The composition sets to music the poem of the same title written by Claudia Rankine, acclaimed author, poet and professor of creative writing at New York University. The poem speaks to our national climate at the intersection of the pandemic and racial injustice — including the George Floyd case in Minneapolis — in June 2020.
“I am deeply moved that my poem “Weather” has been so carefully, methodically, and brilliantly scored by Rollo Dilworth,” Rankine said. “The translation of poetry into music is a natural conversation in that these mediums share origins in the communication and expression of complex emotions: we use music and poetry to say what cannot be spoken plainly.”
Dilworth, professor of choral music education and vice dean at Temple University’s Boyer College of Music and Dance, conducts the Singing Owls.
“Composing ‘Weather’ is a continuation of my artistic mission to use music as a tool to amplify issues of equity and social justice,” Dilworth said. “The resulting work is both a poetic and musical commentary on a wide range of contemporary societal issues — from those that are culturally specific to those that are humanly universal.”
Watch this video of Dilworth reflecting on “Weather” and his compositional process.
Professor of music and director of choral activities John Leonard, who has performed and conducted several of Dilworth’s compositions, described his work as making a lasting impact on both the musicians and the audience.
“Dilworth’s music speaks directly to the listener in an honest, accessible, and thoughtful way,” Leonard said. “He is a master of blending compositional and textual elements, especially in the spiritual and gospel musical styles.”
Eric Laprade, assistant professor of music and director of bands at TCNJ, will conduct the world-premiere performances.

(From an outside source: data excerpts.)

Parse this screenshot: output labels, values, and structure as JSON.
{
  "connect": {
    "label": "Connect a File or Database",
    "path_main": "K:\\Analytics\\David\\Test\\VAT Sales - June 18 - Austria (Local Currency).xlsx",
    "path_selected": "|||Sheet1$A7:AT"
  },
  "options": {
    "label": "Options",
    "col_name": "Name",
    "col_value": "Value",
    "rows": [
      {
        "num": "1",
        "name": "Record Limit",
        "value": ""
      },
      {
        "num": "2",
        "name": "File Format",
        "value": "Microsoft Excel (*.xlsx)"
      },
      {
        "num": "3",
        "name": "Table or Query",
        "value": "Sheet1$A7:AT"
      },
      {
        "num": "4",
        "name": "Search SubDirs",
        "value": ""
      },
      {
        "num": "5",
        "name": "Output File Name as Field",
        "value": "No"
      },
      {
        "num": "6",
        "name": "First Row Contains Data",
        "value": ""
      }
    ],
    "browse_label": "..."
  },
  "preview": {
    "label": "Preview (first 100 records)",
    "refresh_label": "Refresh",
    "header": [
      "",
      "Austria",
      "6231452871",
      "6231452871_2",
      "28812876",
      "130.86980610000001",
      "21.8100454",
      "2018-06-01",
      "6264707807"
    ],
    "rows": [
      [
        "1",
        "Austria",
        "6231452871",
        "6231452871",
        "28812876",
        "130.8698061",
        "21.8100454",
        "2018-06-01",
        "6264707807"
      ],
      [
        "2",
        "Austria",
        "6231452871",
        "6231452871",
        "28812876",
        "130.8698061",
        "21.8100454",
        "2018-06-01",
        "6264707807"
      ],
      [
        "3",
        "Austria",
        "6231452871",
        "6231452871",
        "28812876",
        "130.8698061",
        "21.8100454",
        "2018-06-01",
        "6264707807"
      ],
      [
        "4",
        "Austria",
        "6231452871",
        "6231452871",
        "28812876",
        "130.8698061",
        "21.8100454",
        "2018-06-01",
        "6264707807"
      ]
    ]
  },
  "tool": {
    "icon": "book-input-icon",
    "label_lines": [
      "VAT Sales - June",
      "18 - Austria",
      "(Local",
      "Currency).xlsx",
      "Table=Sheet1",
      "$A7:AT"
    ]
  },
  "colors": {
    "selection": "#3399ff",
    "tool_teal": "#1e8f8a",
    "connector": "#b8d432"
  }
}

“In working with our students, Dr. Dilworth stressed the importance of ‘honoring the story, learning the story, and teaching the story,‘” Laprade said. “I am grateful to Dr. Dilworth and Professor Rankine for their important work and have much respect for our students in their commitment to bringing this project to life in a meaningful and authentic way.”
As part of the commission and TCNJ’s Artivism Project, Colleen Sears, chairperson of the Department of Music and coordinator of music education, designed a companion curriculum that is directly integrated with the composition.
The evening performances on Oct. 29 and 30 will take place at 8 p.m. and will feature additional works by Viet Cuong, Ola Gjeilo, and Melissa Dunphy.
Tickets are now available at tcnjcenterforthearts.universitytickets.com.